Sorry OP, but I think the bad guy in this scenario is him and not the other woman who was treated like shit. Do you want to be with a man who holds women in such contempt?

smithey855 · 05/03/2025 10:32

treesandsun · 05/03/2025 10:25

You split up - what he did during that time is none of your business - you were split up. His behaviour towards her was not very nice - but they had one date - so ghosting her after one date is not nice but if it is affecting her mental health this long afterwards I would suspect it was not very stable to begin with.

Going on the dating sites quickly after your split is entirely up to him - you were split.

This.

you weren’t together and he was free to do what he wanted.

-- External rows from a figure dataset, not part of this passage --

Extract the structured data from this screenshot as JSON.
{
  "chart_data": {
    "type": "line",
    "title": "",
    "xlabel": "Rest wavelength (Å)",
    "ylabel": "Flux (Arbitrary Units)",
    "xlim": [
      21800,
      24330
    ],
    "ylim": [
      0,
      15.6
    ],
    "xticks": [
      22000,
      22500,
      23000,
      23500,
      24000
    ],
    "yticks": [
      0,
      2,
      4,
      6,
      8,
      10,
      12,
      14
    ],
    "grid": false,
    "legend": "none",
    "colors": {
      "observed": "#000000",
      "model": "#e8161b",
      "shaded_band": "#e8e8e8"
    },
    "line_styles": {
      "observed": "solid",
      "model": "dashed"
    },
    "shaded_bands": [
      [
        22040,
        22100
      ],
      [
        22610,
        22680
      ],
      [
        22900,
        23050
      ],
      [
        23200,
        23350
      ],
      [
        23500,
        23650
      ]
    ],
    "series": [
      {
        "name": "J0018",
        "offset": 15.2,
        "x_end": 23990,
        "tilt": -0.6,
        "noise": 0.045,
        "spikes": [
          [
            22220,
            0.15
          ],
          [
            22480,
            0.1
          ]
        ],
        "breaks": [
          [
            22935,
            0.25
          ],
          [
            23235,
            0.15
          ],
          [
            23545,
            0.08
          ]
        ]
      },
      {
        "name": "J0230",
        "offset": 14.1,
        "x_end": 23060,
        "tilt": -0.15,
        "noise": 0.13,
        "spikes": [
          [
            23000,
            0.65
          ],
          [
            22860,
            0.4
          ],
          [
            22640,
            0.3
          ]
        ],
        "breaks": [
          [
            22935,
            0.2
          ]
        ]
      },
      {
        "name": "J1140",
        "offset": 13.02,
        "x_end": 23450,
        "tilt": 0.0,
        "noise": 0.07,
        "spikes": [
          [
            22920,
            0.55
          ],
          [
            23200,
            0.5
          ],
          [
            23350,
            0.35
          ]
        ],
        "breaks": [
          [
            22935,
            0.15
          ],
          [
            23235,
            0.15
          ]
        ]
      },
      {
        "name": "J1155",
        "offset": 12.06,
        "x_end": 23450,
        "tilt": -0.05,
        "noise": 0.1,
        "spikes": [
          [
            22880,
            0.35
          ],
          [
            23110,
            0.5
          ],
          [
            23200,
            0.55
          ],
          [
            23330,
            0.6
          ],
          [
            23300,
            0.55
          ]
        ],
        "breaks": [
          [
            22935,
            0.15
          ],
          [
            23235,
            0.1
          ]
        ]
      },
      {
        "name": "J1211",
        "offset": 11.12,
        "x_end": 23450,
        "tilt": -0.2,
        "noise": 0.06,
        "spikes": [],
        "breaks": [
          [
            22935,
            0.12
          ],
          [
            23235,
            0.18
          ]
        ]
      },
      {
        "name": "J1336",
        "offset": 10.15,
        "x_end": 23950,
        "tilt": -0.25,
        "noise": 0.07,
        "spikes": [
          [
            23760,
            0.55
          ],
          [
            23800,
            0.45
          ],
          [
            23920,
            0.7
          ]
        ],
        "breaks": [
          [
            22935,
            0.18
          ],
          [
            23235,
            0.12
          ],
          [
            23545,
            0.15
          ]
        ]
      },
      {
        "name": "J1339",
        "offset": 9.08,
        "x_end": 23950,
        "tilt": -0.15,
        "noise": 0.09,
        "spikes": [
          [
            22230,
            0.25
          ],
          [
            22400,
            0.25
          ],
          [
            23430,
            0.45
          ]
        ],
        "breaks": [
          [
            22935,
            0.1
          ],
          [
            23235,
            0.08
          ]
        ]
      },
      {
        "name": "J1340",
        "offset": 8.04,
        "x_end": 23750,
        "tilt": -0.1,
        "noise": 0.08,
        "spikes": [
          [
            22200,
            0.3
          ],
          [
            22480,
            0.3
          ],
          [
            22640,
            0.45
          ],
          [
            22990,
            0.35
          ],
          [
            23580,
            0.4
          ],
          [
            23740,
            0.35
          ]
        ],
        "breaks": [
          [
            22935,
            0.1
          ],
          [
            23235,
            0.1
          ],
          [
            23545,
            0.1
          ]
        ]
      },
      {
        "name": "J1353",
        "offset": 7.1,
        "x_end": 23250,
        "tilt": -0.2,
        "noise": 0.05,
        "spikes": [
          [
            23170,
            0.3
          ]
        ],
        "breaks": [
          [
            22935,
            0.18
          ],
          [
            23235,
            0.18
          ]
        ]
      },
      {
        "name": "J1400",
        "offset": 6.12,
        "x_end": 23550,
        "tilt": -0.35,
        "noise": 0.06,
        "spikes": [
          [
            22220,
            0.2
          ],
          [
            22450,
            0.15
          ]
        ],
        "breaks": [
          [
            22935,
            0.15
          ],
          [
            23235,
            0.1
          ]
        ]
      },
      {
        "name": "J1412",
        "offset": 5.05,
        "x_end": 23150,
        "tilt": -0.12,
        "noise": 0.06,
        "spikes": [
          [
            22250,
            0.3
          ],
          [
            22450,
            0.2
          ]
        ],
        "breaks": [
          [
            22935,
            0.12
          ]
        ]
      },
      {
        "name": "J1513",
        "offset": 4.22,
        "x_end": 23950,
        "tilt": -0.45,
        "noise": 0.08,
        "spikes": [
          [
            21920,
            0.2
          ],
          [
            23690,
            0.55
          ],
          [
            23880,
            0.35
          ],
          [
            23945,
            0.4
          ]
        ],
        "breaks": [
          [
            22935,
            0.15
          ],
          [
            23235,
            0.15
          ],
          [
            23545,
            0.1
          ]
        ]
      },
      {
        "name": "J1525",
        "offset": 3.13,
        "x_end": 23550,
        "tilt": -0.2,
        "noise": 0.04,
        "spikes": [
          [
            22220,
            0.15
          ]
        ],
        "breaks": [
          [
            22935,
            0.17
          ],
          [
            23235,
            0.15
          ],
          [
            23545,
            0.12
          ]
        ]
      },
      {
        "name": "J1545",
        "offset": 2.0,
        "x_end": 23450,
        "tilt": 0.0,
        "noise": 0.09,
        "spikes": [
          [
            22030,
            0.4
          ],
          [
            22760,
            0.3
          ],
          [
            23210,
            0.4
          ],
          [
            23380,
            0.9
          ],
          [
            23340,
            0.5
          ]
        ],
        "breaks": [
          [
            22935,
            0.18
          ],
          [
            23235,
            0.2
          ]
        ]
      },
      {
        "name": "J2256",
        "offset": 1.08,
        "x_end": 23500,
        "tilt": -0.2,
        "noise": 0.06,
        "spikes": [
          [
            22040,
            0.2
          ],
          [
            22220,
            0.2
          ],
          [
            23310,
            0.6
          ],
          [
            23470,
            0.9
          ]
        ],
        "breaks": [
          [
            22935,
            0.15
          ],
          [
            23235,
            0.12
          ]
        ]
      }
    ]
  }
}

Would you feel any differently if he met someone in a club/bar and kissed them or slept with them?

Men are far more likely to jump straight back into the dating game after a split where as most women need time to heal and reflect on what went wrong. So what he did, although not nice to see or hear isn’t unusual I’m afraid.

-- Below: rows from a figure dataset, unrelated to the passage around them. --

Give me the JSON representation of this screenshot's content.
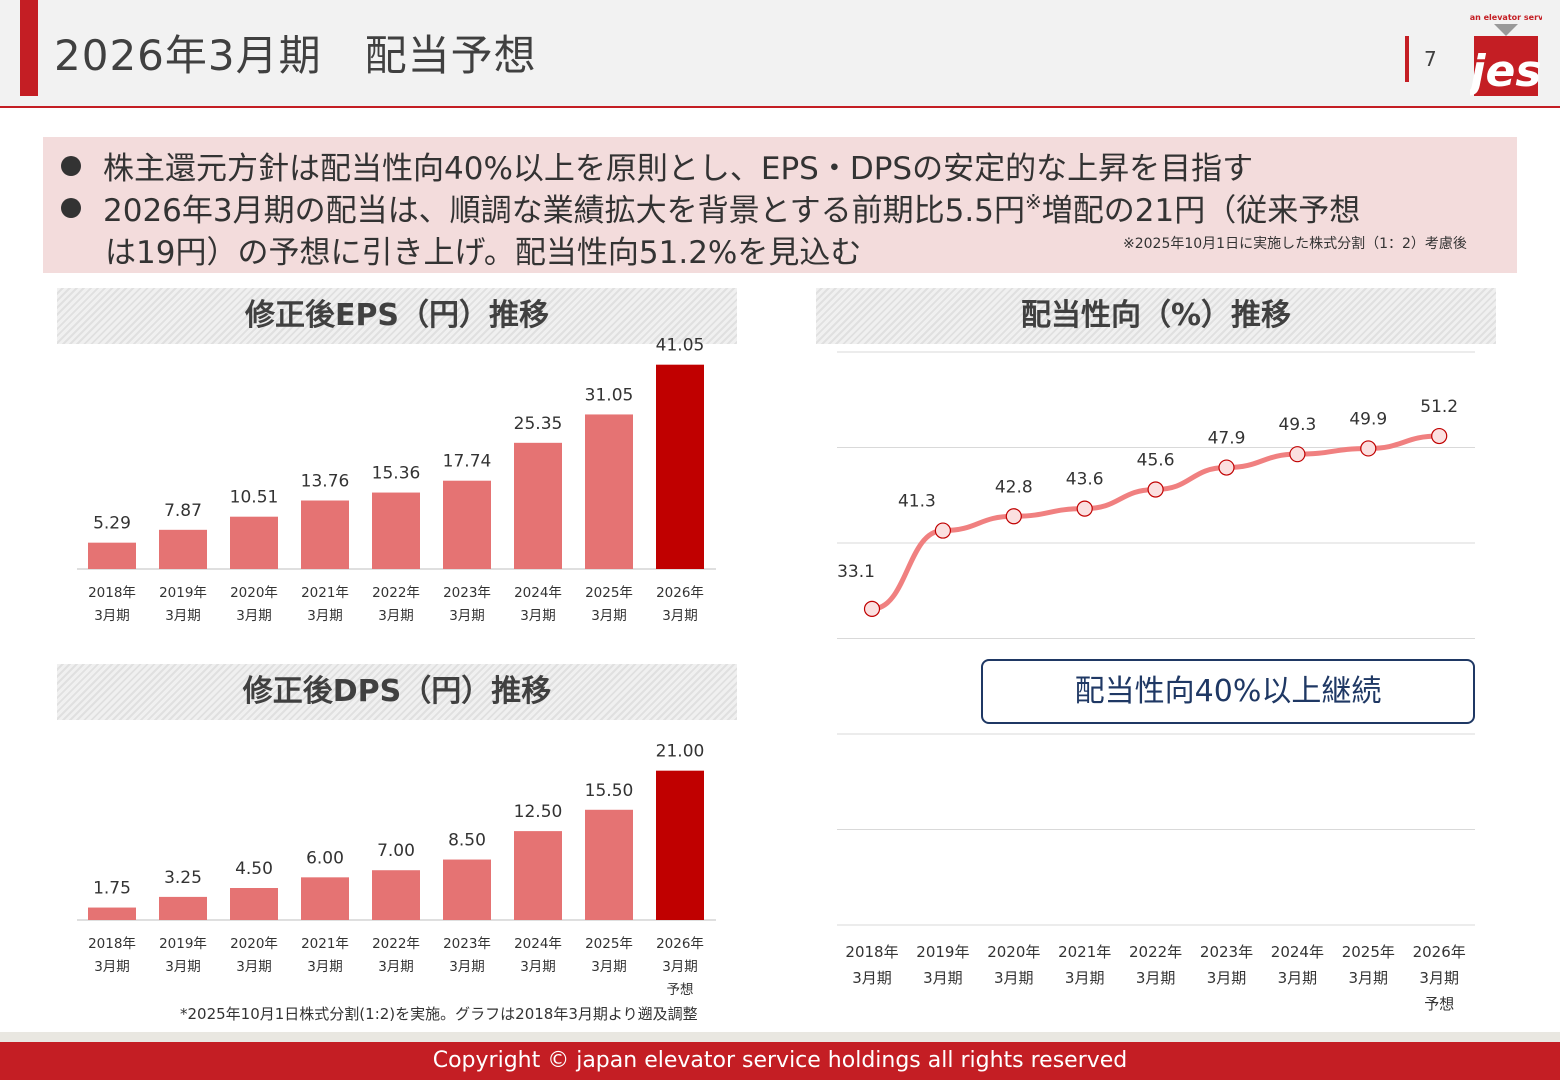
{
  "header": {
    "title": "2026年3月期　配当予想",
    "page_number": "7",
    "logo": {
      "top_text": "japan elevator service",
      "mark": "jes"
    }
  },
  "summary": {
    "bullet1": "株主還元方針は配当性向40%以上を原則とし、EPS・DPSの安定的な上昇を目指す",
    "bullet2_main": "2026年3月期の配当は、順調な業績拡大を背景とする前期比5.5円",
    "bullet2_mark": "※",
    "bullet2_rest": "増配の21円（従来予想",
    "bullet2_line2": "は19円）の予想に引き上げ。配当性向51.2%を見込む",
    "split_note": "※2025年10月1日に実施した株式分割（1：2）考慮後"
  },
  "eps_panel": {
    "heading": "修正後EPS（円）推移"
  },
  "dps_panel": {
    "heading": "修正後DPS（円）推移"
  },
  "ratio_panel": {
    "heading": "配当性向（%）推移",
    "callout": "配当性向40%以上継続"
  },
  "footnote": "*2025年10月1日株式分割(1:2)を実施。グラフは2018年3月期より遡及調整",
  "footer": {
    "copyright": "Copyright © japan elevator service holdings all rights reserved"
  },
  "colors": {
    "brand_red": "#c41e24",
    "bar_pink": "#e57373",
    "bar_highlight": "#c00000",
    "line_pink": "#f08080",
    "navy": "#1f3864"
  },
  "chart_data": [
    {
      "type": "bar",
      "title": "修正後EPS（円）推移",
      "categories": [
        [
          "2018年",
          "3月期"
        ],
        [
          "2019年",
          "3月期"
        ],
        [
          "2020年",
          "3月期"
        ],
        [
          "2021年",
          "3月期"
        ],
        [
          "2022年",
          "3月期"
        ],
        [
          "2023年",
          "3月期"
        ],
        [
          "2024年",
          "3月期"
        ],
        [
          "2025年",
          "3月期"
        ],
        [
          "2026年",
          "3月期"
        ]
      ],
      "values": [
        5.29,
        7.87,
        10.51,
        13.76,
        15.36,
        17.74,
        25.35,
        31.05,
        41.05
      ],
      "labels": [
        "5.29",
        "7.87",
        "10.51",
        "13.76",
        "15.36",
        "17.74",
        "25.35",
        "31.05",
        "41.05"
      ],
      "highlight_index": 8,
      "ylim": [
        0,
        44
      ]
    },
    {
      "type": "bar",
      "title": "修正後DPS（円）推移",
      "categories": [
        [
          "2018年",
          "3月期"
        ],
        [
          "2019年",
          "3月期"
        ],
        [
          "2020年",
          "3月期"
        ],
        [
          "2021年",
          "3月期"
        ],
        [
          "2022年",
          "3月期"
        ],
        [
          "2023年",
          "3月期"
        ],
        [
          "2024年",
          "3月期"
        ],
        [
          "2025年",
          "3月期"
        ],
        [
          "2026年",
          "3月期",
          "予想"
        ]
      ],
      "values": [
        1.75,
        3.25,
        4.5,
        6.0,
        7.0,
        8.5,
        12.5,
        15.5,
        21.0
      ],
      "labels": [
        "1.75",
        "3.25",
        "4.50",
        "6.00",
        "7.00",
        "8.50",
        "12.50",
        "15.50",
        "21.00"
      ],
      "highlight_index": 8,
      "ylim": [
        0,
        22.5
      ]
    },
    {
      "type": "line",
      "title": "配当性向（%）推移",
      "categories": [
        [
          "2018年",
          "3月期"
        ],
        [
          "2019年",
          "3月期"
        ],
        [
          "2020年",
          "3月期"
        ],
        [
          "2021年",
          "3月期"
        ],
        [
          "2022年",
          "3月期"
        ],
        [
          "2023年",
          "3月期"
        ],
        [
          "2024年",
          "3月期"
        ],
        [
          "2025年",
          "3月期"
        ],
        [
          "2026年",
          "3月期",
          "予想"
        ]
      ],
      "values": [
        33.1,
        41.3,
        42.8,
        43.6,
        45.6,
        47.9,
        49.3,
        49.9,
        51.2
      ],
      "labels": [
        "33.1",
        "41.3",
        "42.8",
        "43.6",
        "45.6",
        "47.9",
        "49.3",
        "49.9",
        "51.2"
      ],
      "ylim": [
        0,
        60
      ],
      "grid": true
    }
  ]
}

in terms of the ghosting and blocking, you have to give him some credit for doing this, I’ve done it and had it done to me - it’s not nice but in a way it’s easier than telling someone you don’t want to see them again - on both fronts.

She is clearly stirring things and I would honestly try and forget about it and move on, especially if you have no other reasons to doubt the relationship or his integrity.

LR188890 · 05/03/2025 10:34

modusvivendi · 05/03/2025 10:09

Having online dated for circa ten years, it is a horrible place and you're lucky if you only end up being ghosted once. Yes it can be hurtful but it's an unfortunate part of the journey and you just have to accept it and move on. This woman seems to have developed an unhealthy fixation with your partner after only one date (and latterly you), and would be delighted to hear she had shaken your faith in your relationship. It's extremely intense to do what she has done. If you don't have any concerns about your relationship other than this, try not to let this woman succeed in undermining your trust in him. People do crazy things after break ups, so I wouldn't say he was necessarily in the wrong to go on a dating website straight away. Ultimately you've come back together, he's blocked this woman in order to prioritise you and hopefully learned some lessons. It's not ideal of course, nor is ghosting this woman but she sounds like the most problematic element here, not your partner. Try to focus on the positives and put this behind you.

No concerns whatsoever...apart from this. She said she'd made another Facebook account in a false name to "have a neb on his" and that's how she found about about me and then contacted me. I didn't ask to see messages between them but a few days after she first contacted me she just decided to send me them. It was awful for me to read them and I did show him them straight away, I was crying, he was saying he didn't mean anything he'd said to her but it still hurt like hell. We agreed to try to move on from this but every few weeks she'd pop up in my socials telling me that I'm an idiot for trusting him, that's when I blocked her, however she made more accounts up and continued. I didn't react, I just kept blocking.
It's the thought of him saying the things he said to her that's playing over and over in my mind, and how he replaced me so quickly and also how he behaved towards her by lovebombing her then ghosting her, that's just cruel. He admits he used her to make him feel better and that's a pretty rotten thing to do too.

OP posts:
ReesesCupcake · 05/03/2025 10:36

He was on the rebound.

She sounds a bit strange searching out your profiles and sending you these screenshots to cause trouble. They hardly knew each other, so not like she and him were together properly.

LR188890 · 05/03/2025 10:44

@KnackeredOldCatLady I did ask him about where he sent flowers to, he said it was to her work address and because it was her birthday a few days after their date.

OP posts:
Chuchoter · 05/03/2025 10:46

He was able to lie and convince a woman after one date that he was seriously interested in her and this was immediately after splitting up with you!

He is a crafty manipulator and I wouldn't trust him as far as I could throw him.

ItGhoul · 05/03/2025 10:46

The other woman sounds like an absolute nut job.